Get a glimpse of the future of healthcare by meeting the people who are going to change it. Find more WTF Health interviews here or check out www.wtf.health

2 replies »

  1. Addendum: corrected for 2016 dollars, our nation’s health spending per citizen was $3,726 in 1986. In 2016, it was $10,348. The increase per citizen annually during the thirty years was 278%. Apparently, our nation’s social cohesion as a means to improve HEALTH was unaffected by the increase in health spending. Remember, the research underlying Social Capital has demonstrated that a reverse causality exists between Trust and HEALTH.

    See http://dx.doi.org/10.1136/jech-2015-205822

  2. As compared to the other 34 OECD nations and their healthcare industry, let’s accept that the practical and theoretical attributes underlying our strategies for improvement offer very little assurance that its over-all efficiency and effectiveness will substantially improve. In spite of isolated examples of high quality and efficiency, there is no evidence that our current strategies for healthcare reform will lead to steady and pervasive improvement. As a recognition that a profound level of COGNITIVE DISSONANCE may exist around our shared understanding of HEALTH, I offer a new, expanded definition of HEALTH as a basis for an improved focus for successful, multi-dimensional healthcare reform.

    HEALTH may be defined as
    ……a person’s daily expression of Well-Being during life-long survival that is —
    .ENDOWED BY the person’s individually unique Clusters of Human Capabilities
    …and their transformation during maternal gestation
    …to become sufficient for survival after birth as a Dependent person
    …with an innate temperament and baseline homeostasis;
    .NURTURED BY the Caring Relationships originating
    …’before birth’ within the Dependent person’s Family
    …to assist the person explore the broadest portrayal
    …of their reflective-cognition Cluster of Human Capabilities
    …for becoming an Independent person and
    …’after birth’ within the Extended family and
    …next-door-neighbor Network of the person’s Family
    …to offer periodic kindness and respect, especially during
    …any encounter involving the person’s innate temperament;
    .CHALLENGED BY the nearly continuous encounter
    ……with modest disruptive processes
    …beginning before birth and occurring as interacting combinations and patterns
    …to cause reversible or irreversible and variably beneficent or maleficent effects
    …on the developmental resilience of the person’s combined reflective-cognition
    …Cluster of Human Capabilities, innate temperament and baseline homeostasis
    …’as ameliorated’ concurrently through the Caring Relationships originating
    …within the person’s Family and Extended Family;
    .MATURED BY the episodic encounter with substantial disruptive processes
    …beginning before birth and occurring as interacting combinations and patterns
    …to cause reversible or irreversible and usually maleficent effects
    …on the resilience of the person’s combined Clusters of Human Capabilities,
    …innate temperament and baseline homeostasis ‘as mitigated’
    …concurrently through the Personal Survival Plan of the person; AND
    .SUSTAINED BY the ‘Survival Commons’ of the person’s community and
    …BY the Family Traditions of the person’s Family and Extended Family
    …until the resilience of the person’s combined
    …Clusters of Human Capabilities, innate temperament and baseline homeostasis
    …becomes insufficient for survival from the cumulative, maleficent effects
    …of the disruptive processes encountered throughout the person’s life-time.

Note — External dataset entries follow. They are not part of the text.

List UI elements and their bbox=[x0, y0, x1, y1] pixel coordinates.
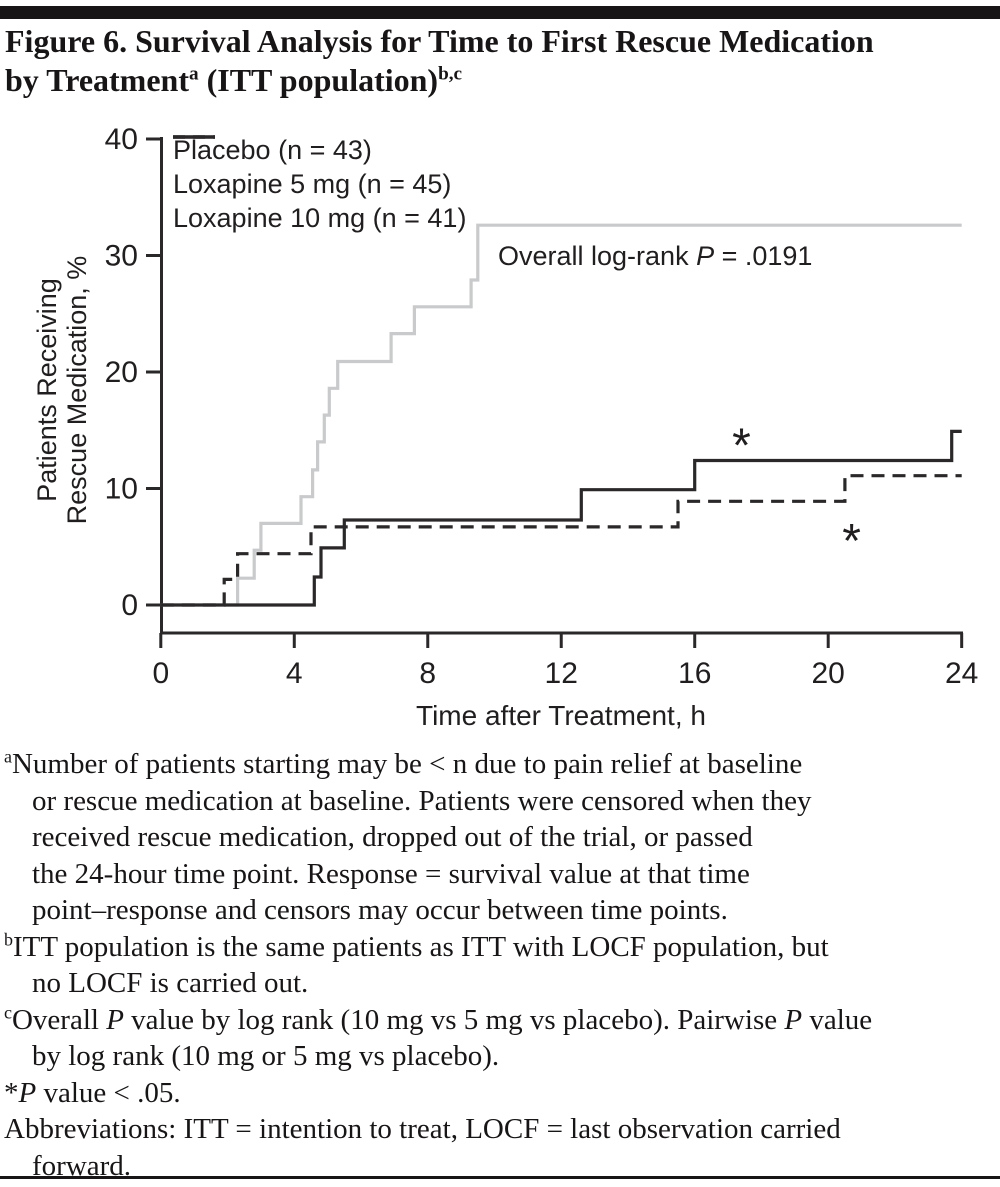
plot-canvas: 0 10 20 30 40 0 4 8 12 16 20 24 * * bbox=[105, 123, 979, 690]
y-tick-label: 40 bbox=[105, 123, 138, 156]
significance-star: * bbox=[842, 515, 861, 568]
bottom-rule bbox=[0, 1176, 1000, 1179]
x-tick-label: 4 bbox=[286, 657, 303, 690]
curve-loxapine-10-mg-n-41- bbox=[160, 429, 962, 607]
x-tick-label: 0 bbox=[152, 657, 169, 690]
x-tick-label: 8 bbox=[419, 657, 436, 690]
title-line2-mid: (ITT population) bbox=[198, 62, 439, 98]
footnote-marker: a bbox=[4, 746, 12, 767]
x-tick-label: 20 bbox=[812, 657, 845, 690]
title-superscript-a: a bbox=[188, 63, 199, 85]
y-tick-label: 0 bbox=[121, 589, 138, 622]
footnote-c-line: by log rank (10 mg or 5 mg vs placebo). bbox=[32, 1040, 500, 1072]
curve-loxapine-5-mg-n-45- bbox=[160, 474, 962, 607]
footnote-c-line: cOverall P value by log rank (10 mg vs 5… bbox=[4, 1001, 873, 1036]
footnote-a-line: received rescue medication, dropped out … bbox=[32, 821, 753, 853]
y-tick-label: 20 bbox=[105, 356, 138, 389]
x-tick-label: 16 bbox=[678, 657, 711, 690]
footnote-a-line: point–response and censors may occur bet… bbox=[32, 894, 728, 926]
footnote-b-line: no LOCF is carried out. bbox=[32, 967, 309, 999]
annotation-p: P bbox=[696, 241, 715, 271]
x-tick-label: 12 bbox=[545, 657, 578, 690]
figure-title-line1: Figure 6. Survival Analysis for Time to … bbox=[5, 23, 874, 59]
y-axis-label-line2: Rescue Medication, % bbox=[62, 255, 92, 525]
y-axis-label-line1: Patients Receiving bbox=[32, 278, 62, 502]
curve-placebo-n-43- bbox=[160, 223, 962, 607]
title-superscript-bc: b,c bbox=[438, 63, 463, 85]
figure-title: Figure 6. Survival Analysis for Time to … bbox=[5, 22, 997, 100]
x-tick-label: 24 bbox=[945, 657, 978, 690]
footnote-4-line: Abbreviations: ITT = intention to treat,… bbox=[4, 1113, 841, 1145]
legend-line-sample bbox=[173, 135, 215, 139]
legend-item: Loxapine 10 mg (n = 41) bbox=[173, 135, 467, 235]
footnote-marker: b bbox=[4, 928, 13, 949]
annotation-pre: Overall log-rank bbox=[498, 241, 697, 271]
significance-star: * bbox=[732, 420, 751, 473]
legend-item: Placebo (n = 43) bbox=[173, 133, 466, 167]
y-axis-label: Patients Receiving Rescue Medication, % bbox=[32, 210, 92, 570]
footnote-marker: c bbox=[4, 1001, 12, 1022]
x-axis-label: Time after Treatment, h bbox=[416, 700, 706, 731]
legend: Placebo (n = 43) Loxapine 5 mg (n = 45) Lo… bbox=[173, 133, 466, 235]
footnote-b-line: bITT population is the same patients as … bbox=[4, 928, 829, 963]
footnote-a-line: the 24-hour time point. Response = survi… bbox=[32, 857, 750, 890]
legend-label: Loxapine 5 mg (n = 45) bbox=[173, 168, 452, 199]
y-tick-label: 30 bbox=[105, 240, 138, 273]
footnote-3-line: *P value < .05. bbox=[4, 1076, 181, 1109]
legend-item: Loxapine 5 mg (n = 45) bbox=[173, 135, 466, 201]
footnotes: aNumber of patients starting may be < n … bbox=[4, 746, 1000, 1184]
footnote-a-line: aNumber of patients starting may be < n … bbox=[4, 746, 803, 780]
top-rule bbox=[0, 6, 1000, 19]
title-line2-text: by Treatment bbox=[5, 62, 189, 98]
log-rank-annotation: Overall log-rank P = .0191 bbox=[498, 241, 812, 272]
y-tick-label: 10 bbox=[105, 473, 138, 506]
figure-title-line2: by Treatmenta (ITT population)b,c bbox=[5, 61, 997, 100]
survival-chart: 0 10 20 30 40 0 4 8 12 16 20 24 * * Patients Receivin… bbox=[0, 115, 1000, 747]
annotation-post: = .0191 bbox=[714, 241, 813, 271]
legend-label: Loxapine 10 mg (n = 41) bbox=[173, 202, 467, 233]
legend-label: Placebo (n = 43) bbox=[173, 134, 372, 165]
footnote-a-line: or rescue medication at baseline. Patien… bbox=[32, 784, 812, 817]
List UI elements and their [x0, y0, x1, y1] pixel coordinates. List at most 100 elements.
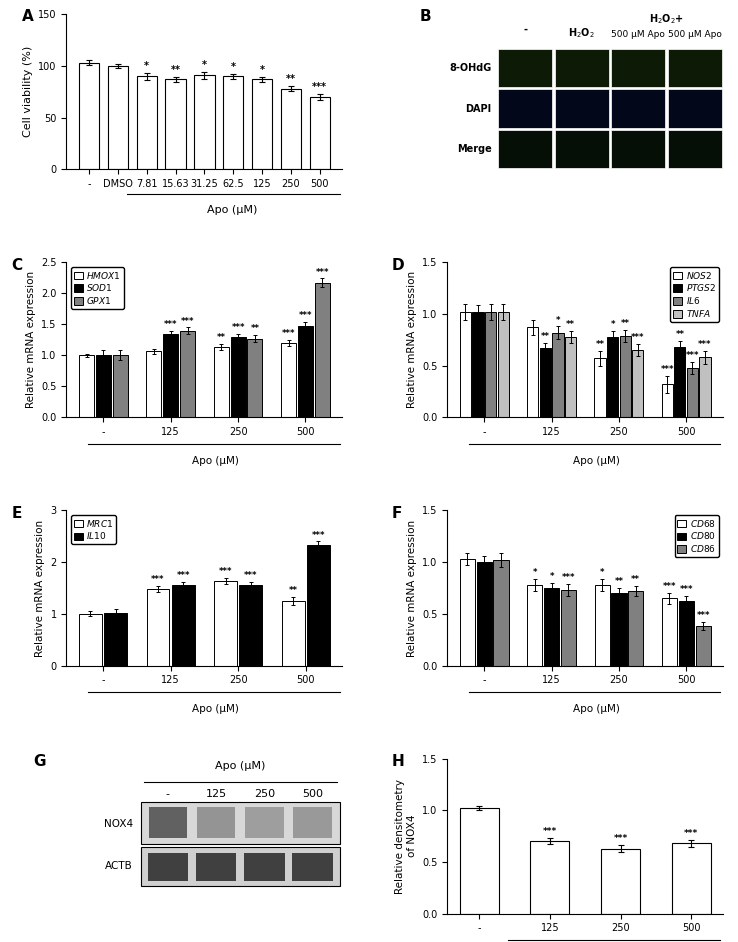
Text: ***: ***: [562, 573, 575, 582]
Bar: [282, 601, 305, 666]
Bar: [79, 355, 94, 417]
Bar: [214, 348, 229, 417]
Text: **: **: [250, 324, 260, 333]
Bar: [632, 350, 644, 417]
Text: ***: ***: [542, 827, 557, 836]
Bar: [601, 849, 640, 914]
Text: 500 μM Apo: 500 μM Apo: [612, 30, 666, 40]
Bar: [619, 335, 631, 417]
Bar: [96, 355, 111, 417]
Bar: [531, 841, 569, 914]
Text: ***: ***: [698, 340, 711, 349]
Text: F: F: [392, 506, 402, 521]
Text: Apo (μM): Apo (μM): [192, 705, 239, 714]
Bar: [247, 338, 263, 417]
Bar: [108, 66, 128, 170]
Bar: [113, 355, 128, 417]
Text: Apo (μM): Apo (μM): [192, 456, 239, 466]
Bar: [104, 613, 127, 666]
Bar: [147, 589, 169, 666]
Bar: [561, 590, 576, 666]
FancyBboxPatch shape: [245, 806, 283, 837]
Text: A: A: [22, 9, 34, 24]
Text: ***: ***: [231, 323, 245, 332]
FancyBboxPatch shape: [668, 130, 722, 168]
Text: 8-OHdG: 8-OHdG: [449, 63, 492, 73]
Text: ***: ***: [663, 582, 676, 592]
Bar: [146, 351, 162, 417]
Bar: [223, 76, 244, 170]
Text: **: **: [217, 333, 226, 342]
Bar: [460, 808, 499, 914]
Text: ***: ***: [181, 317, 194, 326]
Bar: [165, 79, 186, 170]
Bar: [595, 585, 610, 666]
Bar: [281, 343, 296, 417]
Legend: $\it{CD68}$, $\it{CD80}$, $\it{CD86}$: $\it{CD68}$, $\it{CD80}$, $\it{CD86}$: [675, 515, 719, 557]
FancyBboxPatch shape: [498, 89, 552, 128]
Bar: [252, 79, 272, 170]
Text: ***: ***: [218, 567, 232, 577]
Bar: [700, 357, 711, 417]
Bar: [544, 588, 559, 666]
Text: G: G: [33, 754, 46, 769]
Text: ***: ***: [311, 530, 325, 540]
Text: NOX4: NOX4: [103, 819, 133, 829]
Legend: $\it{NOS2}$, $\it{PTGS2}$, $\it{IL6}$, $\it{TNFA}$: $\it{NOS2}$, $\it{PTGS2}$, $\it{IL6}$, $…: [670, 267, 719, 321]
Bar: [527, 328, 539, 417]
Bar: [137, 76, 157, 170]
Text: **: **: [286, 74, 296, 85]
Text: 125: 125: [206, 789, 227, 800]
Text: **: **: [615, 577, 624, 586]
Y-axis label: Relative mRNA expression: Relative mRNA expression: [407, 271, 417, 409]
Text: *: *: [144, 61, 149, 71]
FancyBboxPatch shape: [612, 49, 665, 88]
Text: **: **: [596, 340, 604, 349]
Bar: [674, 347, 686, 417]
Text: Apo (μM): Apo (μM): [215, 761, 266, 771]
Bar: [230, 336, 246, 417]
Text: ***: ***: [282, 329, 295, 338]
Bar: [565, 336, 576, 417]
FancyBboxPatch shape: [244, 853, 285, 881]
Y-axis label: Relative mRNA expression: Relative mRNA expression: [26, 271, 35, 409]
Text: H: H: [392, 754, 405, 769]
Text: DAPI: DAPI: [465, 104, 492, 114]
Text: D: D: [392, 258, 404, 272]
Bar: [594, 359, 606, 417]
FancyBboxPatch shape: [498, 49, 552, 88]
Bar: [539, 349, 551, 417]
Legend: $\it{MRC1}$, $\it{IL10}$: $\it{MRC1}$, $\it{IL10}$: [71, 515, 116, 544]
FancyBboxPatch shape: [197, 806, 235, 837]
FancyBboxPatch shape: [148, 853, 188, 881]
Bar: [661, 384, 673, 417]
Bar: [180, 331, 195, 417]
Text: ***: ***: [164, 319, 177, 329]
Bar: [679, 601, 694, 666]
Text: ***: ***: [316, 268, 329, 277]
Text: *: *: [556, 316, 560, 325]
Text: ***: ***: [686, 350, 699, 360]
Text: ***: ***: [661, 365, 674, 374]
Text: ***: ***: [631, 333, 644, 342]
Text: ***: ***: [697, 611, 710, 620]
Bar: [485, 312, 497, 417]
FancyBboxPatch shape: [141, 802, 339, 844]
Bar: [687, 367, 698, 417]
Text: ***: ***: [244, 572, 258, 580]
Text: **: **: [170, 65, 181, 75]
Bar: [307, 545, 330, 666]
Bar: [552, 333, 564, 417]
Y-axis label: Relative mRNA expression: Relative mRNA expression: [407, 519, 417, 657]
Text: ***: ***: [176, 572, 190, 580]
Bar: [214, 581, 237, 666]
FancyBboxPatch shape: [668, 89, 722, 128]
Bar: [239, 585, 262, 666]
Text: ***: ***: [684, 829, 698, 838]
Text: Apo (μM): Apo (μM): [573, 705, 620, 714]
Legend: $\it{HMOX1}$, $\it{SOD1}$, $\it{GPX1}$: $\it{HMOX1}$, $\it{SOD1}$, $\it{GPX1}$: [71, 267, 124, 309]
Bar: [298, 326, 313, 417]
Text: ***: ***: [299, 311, 312, 320]
Bar: [472, 312, 484, 417]
FancyBboxPatch shape: [196, 853, 236, 881]
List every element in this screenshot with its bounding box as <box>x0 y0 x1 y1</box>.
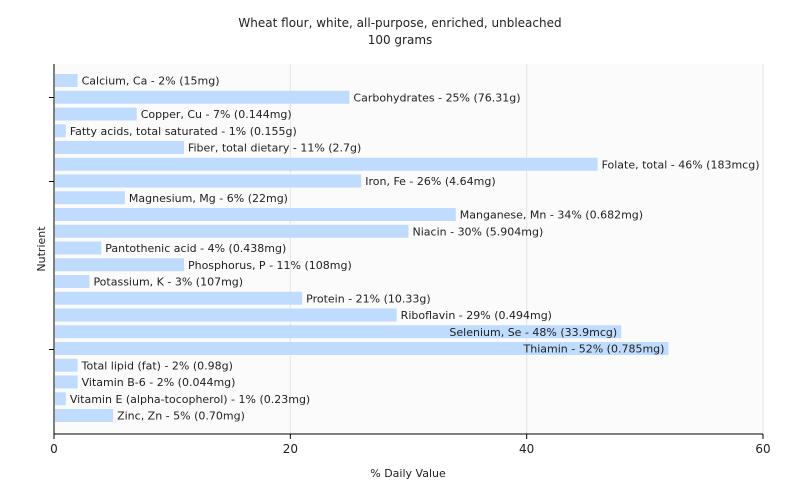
bar-label: Niacin - 30% (5.904mg) <box>413 225 544 238</box>
bar-label: Riboflavin - 29% (0.494mg) <box>401 309 552 322</box>
bar <box>55 392 66 406</box>
bar <box>55 174 362 188</box>
y-axis-ticks <box>49 97 54 350</box>
bar <box>55 191 125 205</box>
bar-label: Manganese, Mn - 34% (0.682mg) <box>460 209 643 222</box>
plot-background <box>54 64 763 434</box>
x-axis-title: % Daily Value <box>370 467 446 480</box>
bar-label: Selenium, Se - 48% (33.9mcg) <box>449 326 617 339</box>
bar <box>55 258 184 272</box>
bars <box>55 74 669 422</box>
bar <box>55 124 66 138</box>
bar <box>55 107 137 121</box>
bar-label: Vitamin E (alpha-tocopherol) - 1% (0.23m… <box>70 393 310 406</box>
x-tick-label: 20 <box>283 442 298 456</box>
x-tick-label: 60 <box>755 442 770 456</box>
bar <box>55 74 78 87</box>
bar-label: Copper, Cu - 7% (0.144mg) <box>141 108 292 121</box>
bar <box>55 275 90 288</box>
bar-label: Fiber, total dietary - 11% (2.7g) <box>188 142 361 155</box>
bar-labels: Calcium, Ca - 2% (15mg) Carbohydrates - 2… <box>70 75 760 423</box>
x-tick-label: 40 <box>519 442 534 456</box>
bar <box>55 358 78 372</box>
bar-label: Magnesium, Mg - 6% (22mg) <box>129 192 288 205</box>
bar <box>55 375 78 389</box>
bar-label: Vitamin B-6 - 2% (0.044mg) <box>82 376 236 389</box>
bar-label: Protein - 21% (10.33g) <box>306 292 431 305</box>
bar <box>55 342 669 355</box>
bar-label: Calcium, Ca - 2% (15mg) <box>82 75 220 88</box>
bar <box>55 208 456 221</box>
x-tick-label: 0 <box>50 442 58 456</box>
bar <box>55 409 114 422</box>
bar-label: Carbohydrates - 25% (76.31g) <box>353 91 520 104</box>
bar-label: Zinc, Zn - 5% (0.70mg) <box>117 410 245 423</box>
bar-label: Potassium, K - 3% (107mg) <box>93 276 243 289</box>
bar-label: Pantothenic acid - 4% (0.438mg) <box>105 242 286 255</box>
bar <box>55 141 184 154</box>
chart-subtitle: 100 grams <box>367 33 433 47</box>
bar <box>55 224 409 238</box>
bar-label: Iron, Fe - 26% (4.64mg) <box>365 175 495 188</box>
gridlines <box>289 64 764 434</box>
chart-title: Wheat flour, white, all-purpose, enriche… <box>238 16 562 30</box>
bar <box>55 157 598 171</box>
bar-label: Fatty acids, total saturated - 1% (0.155… <box>70 125 297 138</box>
bar-label: Thiamin - 52% (0.785mg) <box>523 343 665 356</box>
bar <box>55 291 303 305</box>
bar-label: Folate, total - 46% (183mcg) <box>602 158 760 171</box>
bar-label: Phosphorus, P - 11% (108mg) <box>188 259 352 272</box>
y-axis-title: Nutrient <box>35 226 48 272</box>
bar-label: Total lipid (fat) - 2% (0.98g) <box>81 359 233 372</box>
bar <box>55 325 622 339</box>
bar <box>55 308 397 322</box>
bar <box>55 241 102 255</box>
x-axis-ticks: 0 20 40 60 <box>50 434 771 456</box>
bar <box>55 90 350 104</box>
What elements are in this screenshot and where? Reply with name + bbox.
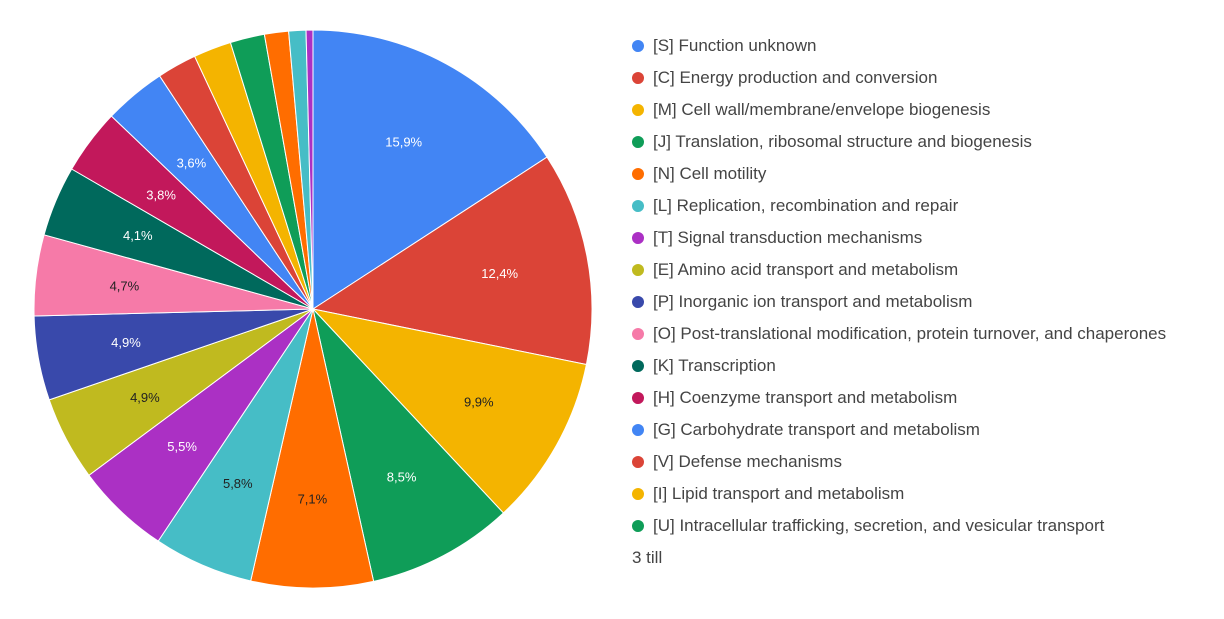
- slice-value-label-3: 8,5%: [387, 470, 417, 485]
- pie-chart-svg: 15,9% 12,4% 9,9% 8,5% 7,1% 5,8% 5,5% 4,9% 4,9% 4,…: [33, 29, 593, 589]
- legend-item-14[interactable]: [I] Lipid transport and metabolism: [632, 478, 1166, 510]
- legend-label: [M] Cell wall/membrane/envelope biogenes…: [653, 100, 991, 119]
- legend-color-dot: [632, 296, 644, 308]
- legend-color-dot: [632, 424, 644, 436]
- legend-color-dot: [632, 264, 644, 276]
- legend-label: [O] Post-translational modification, pro…: [653, 324, 1167, 343]
- legend-color-dot: [632, 328, 644, 340]
- slice-value-label-1: 12,4%: [481, 266, 518, 281]
- legend-color-dot: [632, 392, 644, 404]
- legend-color-dot: [632, 200, 644, 212]
- legend-label: [I] Lipid transport and metabolism: [653, 484, 905, 503]
- legend-label: [V] Defense mechanisms: [653, 452, 842, 471]
- legend-item-12[interactable]: [G] Carbohydrate transport and metabolis…: [632, 414, 1166, 446]
- legend-item-0[interactable]: [S] Function unknown: [632, 30, 1166, 62]
- slice-value-label-9: 4,7%: [110, 278, 140, 293]
- slice-value-label-7: 4,9%: [130, 390, 160, 405]
- legend-item-5[interactable]: [L] Replication, recombination and repai…: [632, 190, 1166, 222]
- legend-color-dot: [632, 104, 644, 116]
- legend-label: [N] Cell motility: [653, 164, 767, 183]
- legend-label: [T] Signal transduction mechanisms: [653, 228, 923, 247]
- pie-slice-0: [312, 29, 548, 310]
- legend-more-link[interactable]: 3 till: [632, 548, 663, 567]
- legend-color-dot: [632, 456, 644, 468]
- slice-value-label-2: 9,9%: [464, 394, 494, 409]
- slice-value-label-8: 4,9%: [111, 335, 141, 350]
- slice-value-label-11: 3,8%: [146, 187, 176, 202]
- legend-item-3[interactable]: [J] Translation, ribosomal structure and…: [632, 126, 1166, 158]
- legend-label: [C] Energy production and conversion: [653, 68, 938, 87]
- slice-value-label-5: 5,8%: [223, 476, 253, 491]
- legend-label: [L] Replication, recombination and repai…: [653, 196, 959, 215]
- legend-item-1[interactable]: [C] Energy production and conversion: [632, 62, 1166, 94]
- pie-slice-3: [312, 307, 505, 582]
- legend-item-7[interactable]: [E] Amino acid transport and metabolism: [632, 254, 1166, 286]
- legend-item-8[interactable]: [P] Inorganic ion transport and metaboli…: [632, 286, 1166, 318]
- legend-item-13[interactable]: [V] Defense mechanisms: [632, 446, 1166, 478]
- legend-color-dot: [632, 168, 644, 180]
- legend-item-11[interactable]: [H] Coenzyme transport and metabolism: [632, 382, 1166, 414]
- legend-item-4[interactable]: [N] Cell motility: [632, 158, 1166, 190]
- legend-item-2[interactable]: [M] Cell wall/membrane/envelope biogenes…: [632, 94, 1166, 126]
- slice-value-label-0: 15,9%: [385, 135, 422, 150]
- legend-label: [U] Intracellular trafficking, secretion…: [653, 516, 1105, 535]
- legend-color-dot: [632, 72, 644, 84]
- legend-color-dot: [632, 232, 644, 244]
- legend-color-dot: [632, 136, 644, 148]
- legend-color-dot: [632, 40, 644, 52]
- legend-color-dot: [632, 360, 644, 372]
- legend-item-6[interactable]: [T] Signal transduction mechanisms: [632, 222, 1166, 254]
- legend-label: [G] Carbohydrate transport and metabolis…: [653, 420, 980, 439]
- slice-value-label-4: 7,1%: [298, 492, 328, 507]
- chart-legend: [S] Function unknown [C] Energy productio…: [632, 30, 1166, 574]
- slice-value-label-12: 3,6%: [177, 156, 207, 171]
- legend-label: [S] Function unknown: [653, 36, 817, 55]
- legend-item-15[interactable]: [U] Intracellular trafficking, secretion…: [632, 510, 1166, 542]
- legend-label: [H] Coenzyme transport and metabolism: [653, 388, 958, 407]
- legend-label: [P] Inorganic ion transport and metaboli…: [653, 292, 973, 311]
- legend-label: [E] Amino acid transport and metabolism: [653, 260, 959, 279]
- legend-item-9[interactable]: [O] Post-translational modification, pro…: [632, 318, 1166, 350]
- legend-color-dot: [632, 488, 644, 500]
- pie-slice-18: [305, 29, 314, 310]
- legend-item-10[interactable]: [K] Transcription: [632, 350, 1166, 382]
- pie-slice-1: [311, 156, 593, 366]
- pie-slice-4: [250, 308, 375, 589]
- legend-label: [K] Transcription: [653, 356, 776, 375]
- pie-slice-2: [311, 308, 588, 514]
- legend-color-dot: [632, 520, 644, 532]
- slice-value-label-6: 5,5%: [167, 439, 197, 454]
- legend-label: [J] Translation, ribosomal structure and…: [653, 132, 1032, 151]
- slice-value-label-10: 4,1%: [123, 228, 153, 243]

    Its a bit “long winded” but includes the dimensions contributing to the expression of any person’s HEALTH. As a reminder, the number of mass shootings occurring annually in the last 30 years has increased by 234%. The incidence of our nation’s maternal mortality has increased by 239% during the same interval. The HEALTH definition above offers a means to correlate these two HEALTH attributes as a basis for considering a national strategy for their simultaneous improvement.